07Is AMS or ARAY better for a retirement portfolio?
For long-horizon retirement investors, American Shared Hospital Services (AMS) is the stronger choice — it scores higher on the combination of lower volatility, dividend reliability, and long-term compounding (low volatility (β -0.
02)). Accuray Incorporated (ARAY) carries a higher beta of 2. 42 — meaning larger drawdowns in market downturns, which matters significantly when you cannot wait years for a recovery. Both have compounded well over 10 years (AMS: -7. 7%, ARAY: -90. 3%), confirming both are viable long-term holds — but the lower-volatility option typically results in less emotional selling during corrections. Retirement portfolios generally favour predictability over maximum returns. Consult a financial advisor before making allocation decisions.
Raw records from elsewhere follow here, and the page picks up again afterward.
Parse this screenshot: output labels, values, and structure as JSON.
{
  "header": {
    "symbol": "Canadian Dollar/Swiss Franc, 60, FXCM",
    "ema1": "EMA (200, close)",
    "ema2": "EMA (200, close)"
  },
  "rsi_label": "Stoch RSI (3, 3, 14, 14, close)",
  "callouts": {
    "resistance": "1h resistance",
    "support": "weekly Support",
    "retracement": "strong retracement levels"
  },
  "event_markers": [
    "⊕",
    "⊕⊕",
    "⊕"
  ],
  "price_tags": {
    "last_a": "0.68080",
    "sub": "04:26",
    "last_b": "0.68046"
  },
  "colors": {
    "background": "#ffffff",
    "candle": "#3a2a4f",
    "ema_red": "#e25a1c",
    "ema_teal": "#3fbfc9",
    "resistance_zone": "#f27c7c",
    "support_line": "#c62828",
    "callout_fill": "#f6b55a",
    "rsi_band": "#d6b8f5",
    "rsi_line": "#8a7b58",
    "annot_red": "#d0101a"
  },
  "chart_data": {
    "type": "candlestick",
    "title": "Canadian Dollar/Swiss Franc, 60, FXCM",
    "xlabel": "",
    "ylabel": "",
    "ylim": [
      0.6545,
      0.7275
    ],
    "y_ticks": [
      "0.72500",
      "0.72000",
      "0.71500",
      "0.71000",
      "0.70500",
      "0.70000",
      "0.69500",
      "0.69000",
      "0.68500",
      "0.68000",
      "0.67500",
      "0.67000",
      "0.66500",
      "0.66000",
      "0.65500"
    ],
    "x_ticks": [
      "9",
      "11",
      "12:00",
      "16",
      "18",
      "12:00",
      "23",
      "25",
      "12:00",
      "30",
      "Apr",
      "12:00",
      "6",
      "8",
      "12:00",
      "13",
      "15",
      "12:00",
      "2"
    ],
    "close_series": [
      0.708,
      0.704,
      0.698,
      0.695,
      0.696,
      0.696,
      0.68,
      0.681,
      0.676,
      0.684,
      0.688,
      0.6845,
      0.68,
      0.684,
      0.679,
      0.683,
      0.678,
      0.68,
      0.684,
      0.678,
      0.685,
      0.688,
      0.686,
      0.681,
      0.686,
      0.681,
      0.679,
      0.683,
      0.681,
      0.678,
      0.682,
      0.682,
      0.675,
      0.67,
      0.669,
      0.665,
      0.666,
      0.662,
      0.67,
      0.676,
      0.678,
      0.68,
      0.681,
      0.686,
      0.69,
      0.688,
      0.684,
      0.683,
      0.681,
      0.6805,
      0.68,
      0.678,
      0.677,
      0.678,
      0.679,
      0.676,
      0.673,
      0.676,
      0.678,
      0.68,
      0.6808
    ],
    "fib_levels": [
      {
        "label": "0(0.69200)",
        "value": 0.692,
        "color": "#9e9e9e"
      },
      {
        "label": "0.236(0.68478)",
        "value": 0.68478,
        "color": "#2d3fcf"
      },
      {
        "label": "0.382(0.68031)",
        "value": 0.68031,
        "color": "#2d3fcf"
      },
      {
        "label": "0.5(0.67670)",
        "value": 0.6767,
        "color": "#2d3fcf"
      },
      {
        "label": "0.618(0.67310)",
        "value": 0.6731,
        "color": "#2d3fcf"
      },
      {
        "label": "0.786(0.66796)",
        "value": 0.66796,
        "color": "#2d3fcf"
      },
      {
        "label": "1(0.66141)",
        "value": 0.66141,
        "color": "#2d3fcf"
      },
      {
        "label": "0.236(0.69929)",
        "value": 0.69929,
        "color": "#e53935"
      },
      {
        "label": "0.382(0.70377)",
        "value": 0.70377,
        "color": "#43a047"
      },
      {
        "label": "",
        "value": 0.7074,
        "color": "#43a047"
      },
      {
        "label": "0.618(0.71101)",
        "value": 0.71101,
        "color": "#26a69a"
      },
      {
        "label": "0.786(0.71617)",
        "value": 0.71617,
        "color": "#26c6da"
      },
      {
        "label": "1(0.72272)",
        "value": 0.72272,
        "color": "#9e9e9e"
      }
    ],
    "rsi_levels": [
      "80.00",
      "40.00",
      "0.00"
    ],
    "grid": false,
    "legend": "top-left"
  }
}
08What are the main differences between AMS and ARAY?
Both stocks operate in the Healthcare sector, making this a peer-level intra-sector comparison — the same macro tailwinds and headwinds will affect both.
In terms of investment character: AMS is a small-cap high-growth stock; ARAY is a small-cap quality compounder stock. These fundamental differences mean investors should not choose between them on a single metric — the "better stock" depends entirely on which of these characteristics aligns with your investment strategy.